Notably, international orders rose at the slowest pace in a year-and-a-half. Despite this loss of growth momentum, net employment and quantities of purchases rose, while business confidence was broadly aligned with its long-run average.
On the price front, there were moderate increases in input costs and selling charges.
The seasonally adjusted HSBC India Manufacturing Purchasing Managers Index (PMI) fell from 57.5 in August to 56.5 in September, highlighting a robust improvement in the health of the sector that was nonetheless the weakest since January.
With manufacturing growth softening throughout the second fiscal quarter, the average PMI reading slipped to its lowest since the three months to December 2023.

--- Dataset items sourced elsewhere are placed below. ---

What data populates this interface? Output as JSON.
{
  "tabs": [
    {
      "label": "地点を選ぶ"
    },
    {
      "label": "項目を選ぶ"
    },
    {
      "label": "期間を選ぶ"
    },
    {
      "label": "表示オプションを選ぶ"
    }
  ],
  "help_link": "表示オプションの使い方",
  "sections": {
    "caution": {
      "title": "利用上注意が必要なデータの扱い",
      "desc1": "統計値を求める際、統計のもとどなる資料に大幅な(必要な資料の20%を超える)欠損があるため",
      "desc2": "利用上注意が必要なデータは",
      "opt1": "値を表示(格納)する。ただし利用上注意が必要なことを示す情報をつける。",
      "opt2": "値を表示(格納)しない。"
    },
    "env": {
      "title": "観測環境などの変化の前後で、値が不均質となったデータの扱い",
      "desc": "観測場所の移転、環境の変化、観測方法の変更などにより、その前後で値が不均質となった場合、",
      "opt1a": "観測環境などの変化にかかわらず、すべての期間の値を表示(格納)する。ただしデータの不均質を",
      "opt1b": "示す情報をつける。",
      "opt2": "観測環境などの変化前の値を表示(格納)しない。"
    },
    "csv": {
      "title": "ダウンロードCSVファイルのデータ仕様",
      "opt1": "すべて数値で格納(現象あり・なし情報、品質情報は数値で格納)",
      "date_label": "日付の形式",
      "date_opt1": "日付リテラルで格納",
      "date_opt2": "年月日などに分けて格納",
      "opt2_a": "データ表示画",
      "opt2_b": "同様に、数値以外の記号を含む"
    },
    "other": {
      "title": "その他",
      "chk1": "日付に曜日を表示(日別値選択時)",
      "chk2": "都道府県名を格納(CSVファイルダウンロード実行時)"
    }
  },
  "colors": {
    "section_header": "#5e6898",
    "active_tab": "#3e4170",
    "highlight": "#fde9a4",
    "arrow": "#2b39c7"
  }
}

Positive demand trends, successful advertising and favourable client interest featured as the main determinants of sales growth among the qualitative part of the survey.
Another factor that constrained total sales growth was a softer increase in new export orders. Factories continued to produce goods at a robust pace that outpaced the long-run series average.
As a result of rising purchasing prices, as well as greater labour costs and favourable demand conditions, Indian manufacturers lifted their charges in September.
Hiring growth also receded in September, reflecting a reduction in the number of part-time and temporary workers at some firms.
The combination of job creation and slower increases in new business meant that companies were able to stay on top of their workloads.
Around 23% of Indian manufacturers forecast output growth in the year ahead, while the remaining firms predict no change. Hence, the overall level of business confidence fell to its lowest since April 2023.